People of all types, all over the world enjoy a good cup of coffee, but maybe none so much as highly creative people. The free-thinkers, creators, and innovators among us become accustomed to (and perhaps dependent on) the enticing aroma and flavor of freshly brewed coffee more easily than most. It’s fuel for the day. It provides the kickstart needed to get going.
But why do creative types like to drink coffee so much? What makes the drink so irresistible to the easily bored?
Messy minds drink coffee
Creative minds are messy minds, according to Scientific American’s Scott Kaufman. Although creative people do really well with coming up with ideas, putting a project together, and bringing in results, the path to getting there is a messy one.
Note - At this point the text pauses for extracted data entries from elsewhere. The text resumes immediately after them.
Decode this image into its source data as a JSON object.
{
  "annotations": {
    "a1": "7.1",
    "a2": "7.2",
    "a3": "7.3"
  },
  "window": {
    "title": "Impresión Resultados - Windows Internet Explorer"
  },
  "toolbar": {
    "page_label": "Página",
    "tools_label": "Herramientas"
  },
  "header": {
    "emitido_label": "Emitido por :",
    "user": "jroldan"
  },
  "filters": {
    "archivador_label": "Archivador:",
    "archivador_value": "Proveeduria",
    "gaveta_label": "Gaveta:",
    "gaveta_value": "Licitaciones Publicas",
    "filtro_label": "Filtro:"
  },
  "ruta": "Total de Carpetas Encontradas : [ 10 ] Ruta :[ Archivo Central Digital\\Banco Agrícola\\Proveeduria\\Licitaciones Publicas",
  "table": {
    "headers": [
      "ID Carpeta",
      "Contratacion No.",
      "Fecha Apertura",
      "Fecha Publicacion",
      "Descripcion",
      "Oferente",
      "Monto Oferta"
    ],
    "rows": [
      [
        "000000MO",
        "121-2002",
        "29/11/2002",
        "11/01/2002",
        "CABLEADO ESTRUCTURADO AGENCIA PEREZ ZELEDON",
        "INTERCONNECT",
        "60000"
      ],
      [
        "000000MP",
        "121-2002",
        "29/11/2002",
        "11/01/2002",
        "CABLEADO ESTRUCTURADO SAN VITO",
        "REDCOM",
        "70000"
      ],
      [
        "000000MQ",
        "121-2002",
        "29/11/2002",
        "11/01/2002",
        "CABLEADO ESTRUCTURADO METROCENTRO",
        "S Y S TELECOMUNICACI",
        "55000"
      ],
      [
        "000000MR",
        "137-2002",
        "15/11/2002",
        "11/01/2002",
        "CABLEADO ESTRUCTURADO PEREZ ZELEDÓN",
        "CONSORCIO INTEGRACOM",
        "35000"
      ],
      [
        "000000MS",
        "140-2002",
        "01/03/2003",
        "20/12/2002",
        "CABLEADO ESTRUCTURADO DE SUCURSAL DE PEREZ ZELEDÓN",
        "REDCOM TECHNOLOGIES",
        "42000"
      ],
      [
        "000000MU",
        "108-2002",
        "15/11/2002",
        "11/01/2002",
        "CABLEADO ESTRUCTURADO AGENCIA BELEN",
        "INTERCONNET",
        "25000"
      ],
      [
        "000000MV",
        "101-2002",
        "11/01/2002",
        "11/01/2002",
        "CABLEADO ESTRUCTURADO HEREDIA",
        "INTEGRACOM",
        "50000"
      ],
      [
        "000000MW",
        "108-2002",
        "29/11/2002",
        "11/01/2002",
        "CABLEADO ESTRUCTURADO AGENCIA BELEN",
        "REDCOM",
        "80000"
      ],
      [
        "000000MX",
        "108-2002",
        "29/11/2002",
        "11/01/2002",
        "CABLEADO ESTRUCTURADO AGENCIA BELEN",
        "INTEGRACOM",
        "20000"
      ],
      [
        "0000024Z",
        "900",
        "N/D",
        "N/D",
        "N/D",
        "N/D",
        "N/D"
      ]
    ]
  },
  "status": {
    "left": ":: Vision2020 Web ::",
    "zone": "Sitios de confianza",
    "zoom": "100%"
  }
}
Scientists think the stimulation coffee (caffeine) offers is part of the reason creative people so enthusiastically drink it. The jolt that caffeine provides gives the drinker short-term elevated motivation and drive. Their initiative suddenly leaps through the roof, and they’re able to generate a lot of ideas, plans, or complete routine tasks that normally bore them.
Creative people seem to drink coffee to make themselves more productive.
Coffee and the creative process
That’s because coffee has been shown to lift the 3 most common barriers to the creative process: Lack of initiative, lack of commitment, and self-doubt. And as the Atlantic outlined in their story on caffeine, the substance seems to help diminish all three barriers, in a way, opening the “creative floodgates.”
With benefits like a loss of inhibitions, an improved ability to focus, temporary stimulation, and a rise in productivity, creative people stand to benefit from drinking coffee by staying on track during the creative process and ultimately, getting more done.
Other stimulants
Other options for creative people who don’t drink coffee and are hyperactive or unable to focus are not as benign. Many people complain that pharmaceutical stimulants like Adderall make them feel too focused–hyper-focused on tiny, minute details, objects, or decisions that normally wouldn’t demand so much thought, like what clothes to wear or where you should eat dinner.
Unlike drinking coffee, taking prescription stimulants goes beyond providing a temporary boost and turns users into worker bees, not innovative creatives. But why is the effect different?
The moments of inspiration that hit creative people are often serendipitous. An idea might occur in the shower, while watching TV, falling asleep–anywhere your mind isn’t 100% at attention and focusing. The overstimulated mind, then, just isn’t able to wander and therefore isn’t conducive to the creative process. The brain has to be stimulated just the right amount to boost productivity.
Productivity and caffeine
But does that make creatives who drink coffee more likely to deliver sloppy work done quickly or while stimulated? No, it does the opposite–unless they’re drinking too much coffee, that is.
Drinking moderate amounts of caffeine is correlated with rises in productivity and quality of work. Over-caffeination, on the other hand, can cause problems like cardiac issues, erratic behavior, hyper-vigilance, and insomnia–and those always spell trouble for productivity at work.
Most people can drink coffee each day and feel no negative side effects. Moderation is key for all coffee drinkers, and it’s important to remember that caffeine is a drug, able to impair our functioning. Caffeine intoxication and caffeine withdrawal are listed in the DSM as “psychiatric disorders” if they get in the way of your everyday life.
Woody Allen once said “80 percent of success is showing up.” If drinking coffee in moderation helps you show up, be creative, get work done, and feel good about it, then we say brew on.